Patients want their doctors to dress up

2/29/2004

Dress for success. The clothes make the man. You are what you wear. Dress like a slob, work like a slob. Be clean in person, well dressed.

That last advice was for doctors, courtesy of Hippocrates, the "Father of Medicine" who lived from 460-377 B. C.

Modern patients pay a lot of attention to the way doctors and nurses dress. Study after study shows that patients want doctors to wear the uniform, and dress like the popular image of a doctor.

Doctors began wearing the uniform in late 1800s, as medicine became more scientific. They adopted the white laboratory coat as their uniform. Those lab jackets were practical, just like coveralls. They kept street clothing clean and helped stop germs from passing from one patient to another.

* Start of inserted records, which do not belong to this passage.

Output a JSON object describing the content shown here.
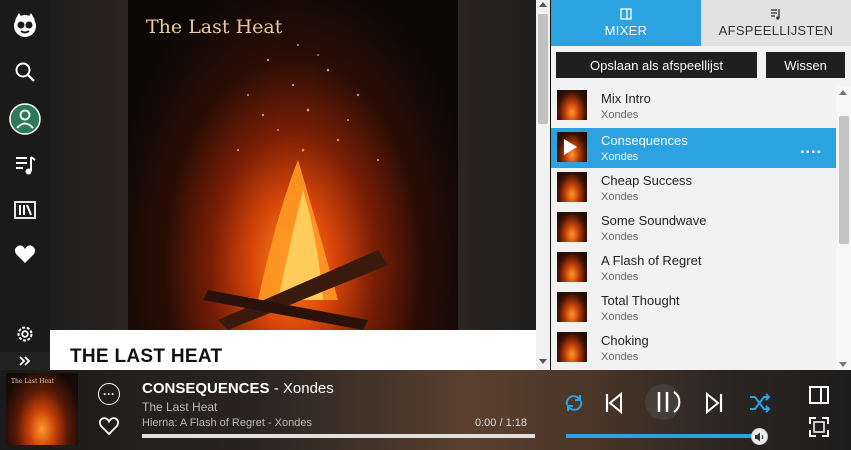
{
  "app": {
    "name": "Napster"
  },
  "nav": {
    "items": [
      {
        "icon": "napster-logo-icon"
      },
      {
        "icon": "search-icon"
      },
      {
        "icon": "profile-icon"
      },
      {
        "icon": "playlist-icon"
      },
      {
        "icon": "library-icon"
      },
      {
        "icon": "heart-icon"
      },
      {
        "icon": "gear-icon"
      },
      {
        "icon": "expand-chevron-icon"
      }
    ]
  },
  "main": {
    "album_art_title": "The Last Heat",
    "page_title": "THE LAST HEAT"
  },
  "panel": {
    "tabs": [
      {
        "label": "MIXER",
        "icon": "mixer-icon",
        "active": true
      },
      {
        "label": "AFSPEELLIJSTEN",
        "icon": "playlists-icon",
        "active": false
      }
    ],
    "save_playlist_label": "Opslaan als afspeellijst",
    "clear_label": "Wissen",
    "tracks": [
      {
        "title": "Mix Intro",
        "artist": "Xondes",
        "selected": false
      },
      {
        "title": "Consequences",
        "artist": "Xondes",
        "selected": true,
        "more": "...."
      },
      {
        "title": "Cheap Success",
        "artist": "Xondes",
        "selected": false
      },
      {
        "title": "Some Soundwave",
        "artist": "Xondes",
        "selected": false
      },
      {
        "title": "A Flash of Regret",
        "artist": "Xondes",
        "selected": false
      },
      {
        "title": "Total Thought",
        "artist": "Xondes",
        "selected": false
      },
      {
        "title": "Choking",
        "artist": "Xondes",
        "selected": false
      }
    ]
  },
  "player": {
    "album_art_text": "The Last Heat",
    "song": "CONSEQUENCES",
    "separator": " - ",
    "artist": "Xondes",
    "album": "The Last Heat",
    "next_up": "Hierna: A Flash of Regret - Xondes",
    "time": "0:00 / 1:18",
    "progress": 0.0,
    "volume": 1.0,
    "more_symbol": "···",
    "accent": "#2ca2e0"
  }
}
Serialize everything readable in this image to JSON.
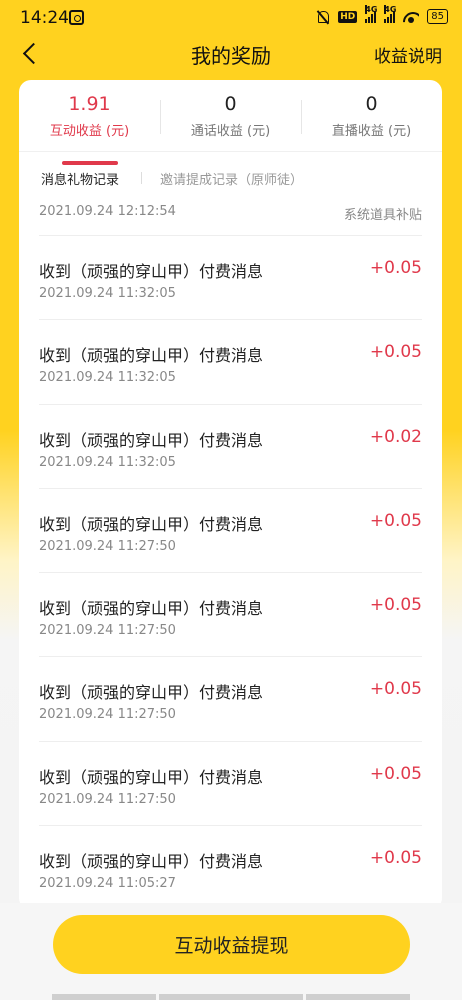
{
  "status_bar": {
    "time": "14:24",
    "hd": "HD",
    "signal1_label": "4G",
    "signal2_label": "4G",
    "battery": "85"
  },
  "nav": {
    "title": "我的奖励",
    "action": "收益说明"
  },
  "stats": [
    {
      "value": "1.91",
      "label": "互动收益 (元)",
      "active": true
    },
    {
      "value": "0",
      "label": "通话收益 (元)",
      "active": false
    },
    {
      "value": "0",
      "label": "直播收益 (元)",
      "active": false
    }
  ],
  "subtabs": [
    {
      "label": "消息礼物记录",
      "active": true
    },
    {
      "label": "邀请提成记录（原师徒）",
      "active": false
    }
  ],
  "partial_record": {
    "time": "2021.09.24 12:12:54",
    "source": "系统道具补贴"
  },
  "records": [
    {
      "title": "收到（顽强的穿山甲）付费消息",
      "time": "2021.09.24 11:32:05",
      "amount": "+0.05"
    },
    {
      "title": "收到（顽强的穿山甲）付费消息",
      "time": "2021.09.24 11:32:05",
      "amount": "+0.05"
    },
    {
      "title": "收到（顽强的穿山甲）付费消息",
      "time": "2021.09.24 11:32:05",
      "amount": "+0.02"
    },
    {
      "title": "收到（顽强的穿山甲）付费消息",
      "time": "2021.09.24 11:27:50",
      "amount": "+0.05"
    },
    {
      "title": "收到（顽强的穿山甲）付费消息",
      "time": "2021.09.24 11:27:50",
      "amount": "+0.05"
    },
    {
      "title": "收到（顽强的穿山甲）付费消息",
      "time": "2021.09.24 11:27:50",
      "amount": "+0.05"
    },
    {
      "title": "收到（顽强的穿山甲）付费消息",
      "time": "2021.09.24 11:27:50",
      "amount": "+0.05"
    },
    {
      "title": "收到（顽强的穿山甲）付费消息",
      "time": "2021.09.24 11:05:27",
      "amount": "+0.05"
    }
  ],
  "withdraw_button": "互动收益提现",
  "colors": {
    "accent_yellow": "#ffd21f",
    "amount_red": "#e0394b"
  }
}
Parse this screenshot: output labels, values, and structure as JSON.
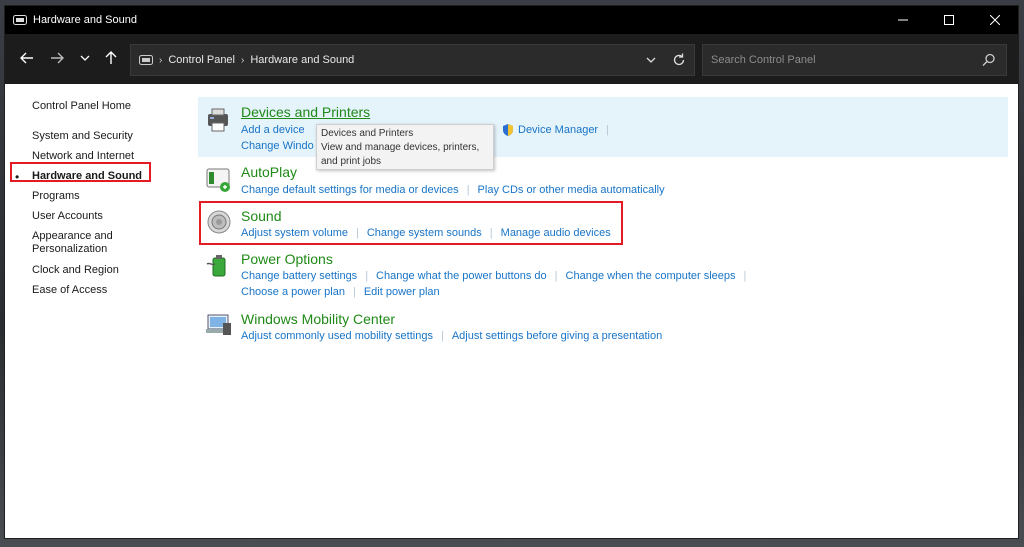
{
  "window": {
    "title": "Hardware and Sound"
  },
  "nav": {
    "breadcrumb": [
      "Control Panel",
      "Hardware and Sound"
    ],
    "search_placeholder": "Search Control Panel"
  },
  "sidebar": {
    "home": "Control Panel Home",
    "items": [
      {
        "label": "System and Security"
      },
      {
        "label": "Network and Internet"
      },
      {
        "label": "Hardware and Sound",
        "active": true
      },
      {
        "label": "Programs"
      },
      {
        "label": "User Accounts"
      },
      {
        "label": "Appearance and Personalization"
      },
      {
        "label": "Clock and Region"
      },
      {
        "label": "Ease of Access"
      }
    ]
  },
  "categories": {
    "devices": {
      "title": "Devices and Printers",
      "link1": "Add a device",
      "link2_partial": "Change Windo",
      "device_manager": "Device Manager",
      "tooltip_title": "Devices and Printers",
      "tooltip_body": "View and manage devices, printers, and print jobs"
    },
    "autoplay": {
      "title": "AutoPlay",
      "links": [
        "Change default settings for media or devices",
        "Play CDs or other media automatically"
      ]
    },
    "sound": {
      "title": "Sound",
      "links": [
        "Adjust system volume",
        "Change system sounds",
        "Manage audio devices"
      ]
    },
    "power": {
      "title": "Power Options",
      "links_row1": [
        "Change battery settings",
        "Change what the power buttons do",
        "Change when the computer sleeps"
      ],
      "links_row2": [
        "Choose a power plan",
        "Edit power plan"
      ]
    },
    "mobility": {
      "title": "Windows Mobility Center",
      "links": [
        "Adjust commonly used mobility settings",
        "Adjust settings before giving a presentation"
      ]
    }
  },
  "colors": {
    "accent_green": "#1f8a17",
    "link_blue": "#1874c7",
    "highlight_red": "#e51b24"
  }
}
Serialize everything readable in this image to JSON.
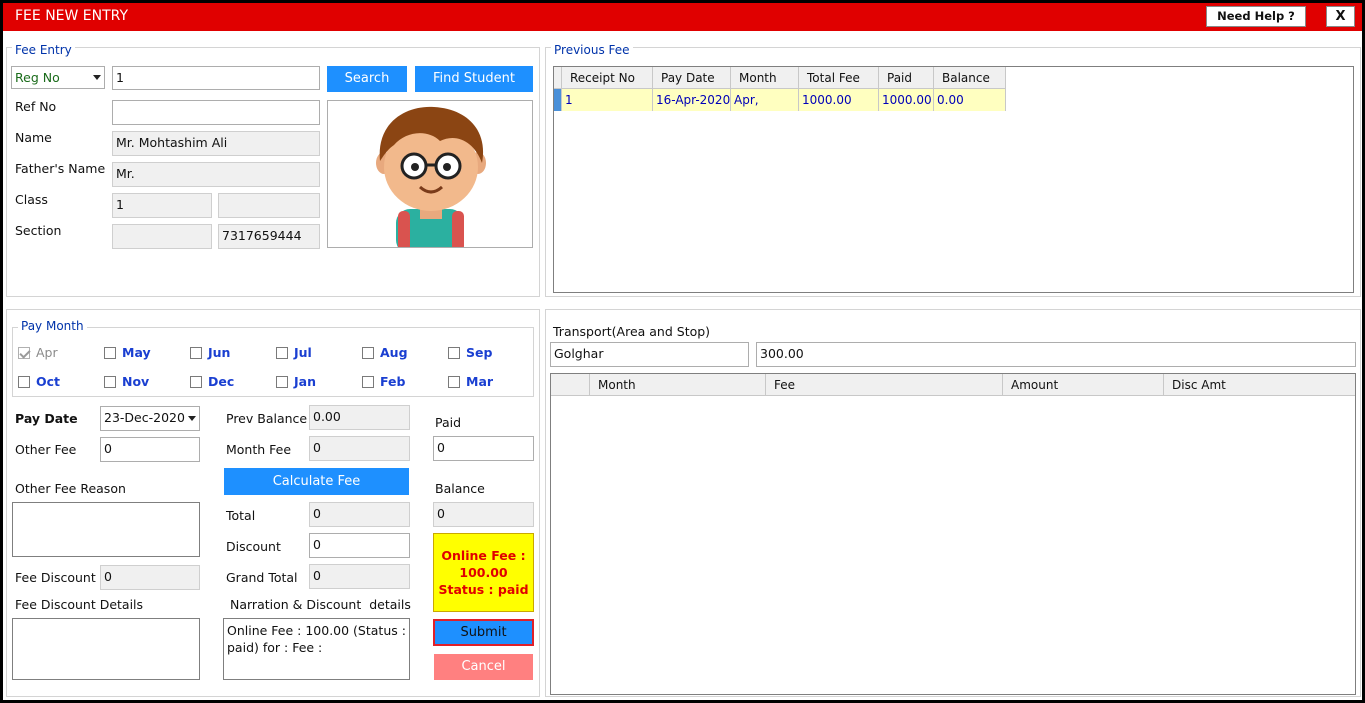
{
  "window": {
    "title": "FEE NEW ENTRY",
    "help_label": "Need Help ?",
    "close_label": "X"
  },
  "fee_entry": {
    "legend": "Fee Entry",
    "reg_select": "Reg No",
    "reg_value": "1",
    "search_label": "Search",
    "find_label": "Find Student",
    "ref_label": "Ref No",
    "ref_value": "",
    "name_label": "Name",
    "name_value": "Mr. Mohtashim Ali",
    "father_label": "Father's Name",
    "father_value": "Mr.",
    "class_label": "Class",
    "class_value": "1",
    "class_extra": "",
    "section_label": "Section",
    "section_value": "",
    "phone_value": "7317659444"
  },
  "previous_fee": {
    "legend": "Previous Fee",
    "columns": [
      "Receipt No",
      "Pay Date",
      "Month",
      "Total Fee",
      "Paid",
      "Balance"
    ],
    "rows": [
      [
        "1",
        "16-Apr-2020",
        "Apr,",
        "1000.00",
        "1000.00",
        "0.00"
      ]
    ]
  },
  "pay_month": {
    "legend": "Pay Month",
    "months": [
      {
        "label": "Apr",
        "checked": true,
        "disabled": true
      },
      {
        "label": "May",
        "checked": false,
        "disabled": false
      },
      {
        "label": "Jun",
        "checked": false,
        "disabled": false
      },
      {
        "label": "Jul",
        "checked": false,
        "disabled": false
      },
      {
        "label": "Aug",
        "checked": false,
        "disabled": false
      },
      {
        "label": "Sep",
        "checked": false,
        "disabled": false
      },
      {
        "label": "Oct",
        "checked": false,
        "disabled": false
      },
      {
        "label": "Nov",
        "checked": false,
        "disabled": false
      },
      {
        "label": "Dec",
        "checked": false,
        "disabled": false
      },
      {
        "label": "Jan",
        "checked": false,
        "disabled": false
      },
      {
        "label": "Feb",
        "checked": false,
        "disabled": false
      },
      {
        "label": "Mar",
        "checked": false,
        "disabled": false
      }
    ]
  },
  "payment": {
    "pay_date_label": "Pay Date",
    "pay_date_value": "23-Dec-2020",
    "other_fee_label": "Other Fee",
    "other_fee_value": "0",
    "other_fee_reason_label": "Other Fee Reason",
    "other_fee_reason_value": "",
    "fee_discount_label": "Fee Discount",
    "fee_discount_value": "0",
    "fee_discount_details_label": "Fee Discount Details",
    "fee_discount_details_value": "",
    "prev_balance_label": "Prev Balance",
    "prev_balance_value": "0.00",
    "month_fee_label": "Month Fee",
    "month_fee_value": "0",
    "calculate_label": "Calculate Fee",
    "total_label": "Total",
    "total_value": "0",
    "discount_label": "Discount",
    "discount_value": "0",
    "grand_total_label": "Grand Total",
    "grand_total_value": "0",
    "narration_label": "Narration & Discount  details",
    "narration_value": "Online Fee : 100.00 (Status : paid) for : Fee :",
    "paid_label": "Paid",
    "paid_value": "0",
    "balance_label": "Balance",
    "balance_value": "0",
    "online_status_line1": "Online Fee :",
    "online_status_line2": "100.00",
    "online_status_line3": "Status : paid",
    "submit_label": "Submit",
    "cancel_label": "Cancel"
  },
  "transport": {
    "label": "Transport(Area and Stop)",
    "area_value": "Golghar",
    "amount_value": "300.00",
    "columns": [
      "Month",
      "Fee",
      "Amount",
      "Disc Amt"
    ]
  },
  "colors": {
    "title_bar": "#e00000",
    "button": "#1e90ff",
    "cancel": "#ff8080",
    "online_box": "#ffff00",
    "online_text": "#e00000",
    "row_highlight": "#ffffc0",
    "month_text": "#1a3fd1"
  },
  "icons": {
    "student_photo": "student-cartoon-avatar",
    "dropdown": "chevron-down-icon",
    "close": "close-icon"
  }
}
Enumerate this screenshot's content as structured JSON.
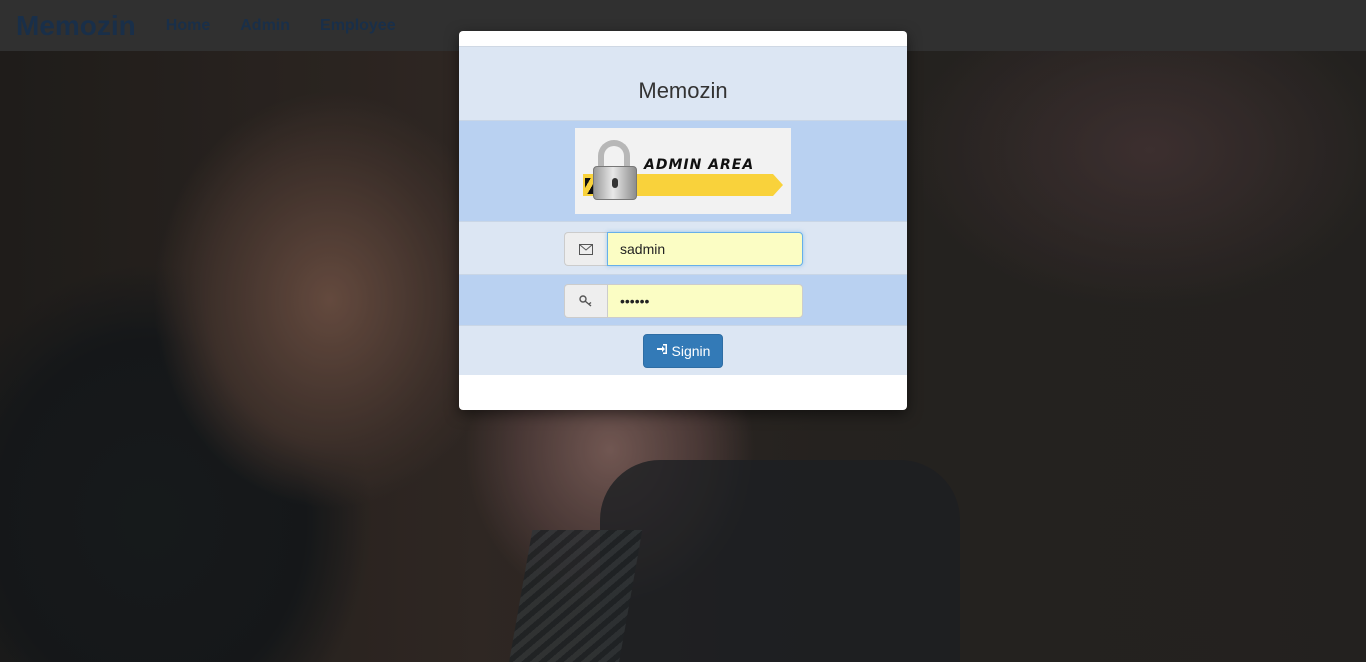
{
  "navbar": {
    "brand": "Memozin",
    "links": [
      "Home",
      "Admin",
      "Employee"
    ]
  },
  "modal": {
    "title": "Memozin",
    "banner_text": "ADMIN AREA",
    "email": {
      "icon": "envelope-icon",
      "value": "sadmin"
    },
    "password": {
      "icon": "key-icon",
      "value": "••••••"
    },
    "signin_button": {
      "icon": "sign-in-icon",
      "label": "Signin"
    }
  },
  "colors": {
    "primary": "#337ab7",
    "row_light": "#dce6f3",
    "row_dark": "#b9d1f1",
    "autofill": "#fbfdc4",
    "nav_text": "#1f3a5a"
  }
}
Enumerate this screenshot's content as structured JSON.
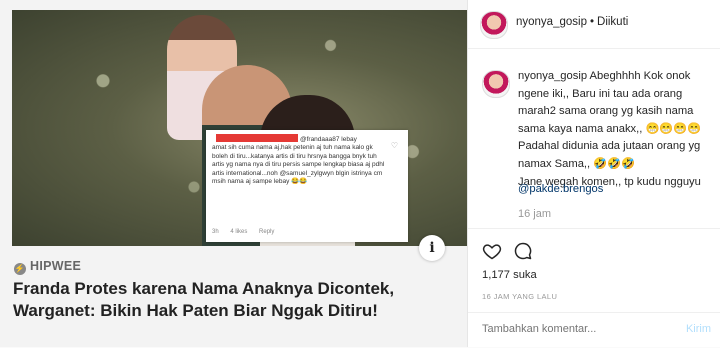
{
  "post": {
    "image": {
      "comment_card": {
        "handle": "@frandaaa87 lebay",
        "text": "amat sih cuma nama aj,hak petenin aj tuh nama kalo gk boleh di tiru...katanya artis di tiru hrsnya bangga bnyk tuh artis yg nama nya di tiru persis sampe lengkap biasa aj pdhl artis international...noh @samuel_zylgwyn blgin istrinya cm msih nama aj sampe lebay",
        "emoji": "😂😂",
        "time": "3h",
        "likes": "4 likes",
        "reply": "Reply"
      },
      "info_label": "i",
      "source": "HIPWEE",
      "headline": "Franda Protes karena Nama Anaknya Dicontek, Warganet: Bikin Hak Paten Biar Nggak Ditiru!"
    }
  },
  "header": {
    "username": "nyonya_gosip",
    "separator": "•",
    "follow_status": "Diikuti"
  },
  "caption": {
    "username": "nyonya_gosip",
    "lines": [
      "Abeghhhh Kok onok ngene iki,, Baru ini tau ada orang marah2 sama orang yg kasih nama sama kaya nama anakx,, 😁😁😁😁",
      "Padahal didunia ada jutaan orang yg namax Sama,, 🤣🤣🤣",
      "Jane wegah komen,, tp kudu ngguyu"
    ],
    "mention": "@pakde.brengos",
    "time": "16 jam"
  },
  "stats": {
    "likes": "1,177 suka",
    "date": "16 JAM YANG LALU"
  },
  "add_comment": {
    "placeholder": "Tambahkan komentar...",
    "post_label": "Kirim"
  },
  "colors": {
    "link": "#003569",
    "muted": "#999999",
    "post_disabled": "#b2dffc",
    "redaction": "#e53935"
  },
  "icons": [
    "info-icon",
    "source-bolt-icon",
    "heart-icon",
    "comment-bubble-icon",
    "heart-outline-icon"
  ]
}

The different ranks in medicine once had different uniforms, much like the military, and it helped patients distinguish the generals from the privates.

Interns wore white trousers, a high-collared white shirt that buttoned down the sides, a short white jacket, and white shoes. Residents and other more senior doctors dressed in a long white coat, white shirt and tie, and white shoes.

Nurses did the same. The typical registered nurse wore a heavily starched white uniform, white stockings and shoes, and their nursing school's own distinctive cap. No problem in telling a University of Michigan nurse from an Ohio State University graduate.

A few decades ago, sociologists decided that those uniforms were a communications barrier between patients and health-care personnel. Less-formal attire also caught on in other workplaces, including offices with their "casual Fridays." Doctors, especially, shed the old uniform, and in some hospitals today they are almost invisible.

That individual standing at grandma's bed. That man in blue jeans, a sports shirt, and sneakers. That lady in slacks, sweater, and sandals. Is that a doctor, or another patient's visitor who stopped by to chat?

One review of 31 studies, published last summer in the Archives of Internal Medicine, concluded that patients want their doctors to wear more traditional attire. They definitely want their doctors to dress professionally, and be identifiable as doctors.

Patients prefer a white coat with a nametag, or standard business attire. That means male physicians in a shirt and tie and dress shoes and female physicians in a skirt, dress, or dress pants.

Many feel uncomfortable when the doctor wears blue jeans, shorts, a T-shirt, sandals, clogs and other casual outfits. Male physicians with long hair and earrings get a frown. So do female doctors who wear perfume, long fingernails, and dangling earrings.

Casual dress also may cost doctors may some of their power to heal. Doctors have a placebo effect on patients. Just a visit to the doctor, with no treatment, makes many people feel better.

Much of that power is in the doctor's image. Patients' ideas about how a doctor should look have not changed, despite the trend toward "dressing down" elsewhere.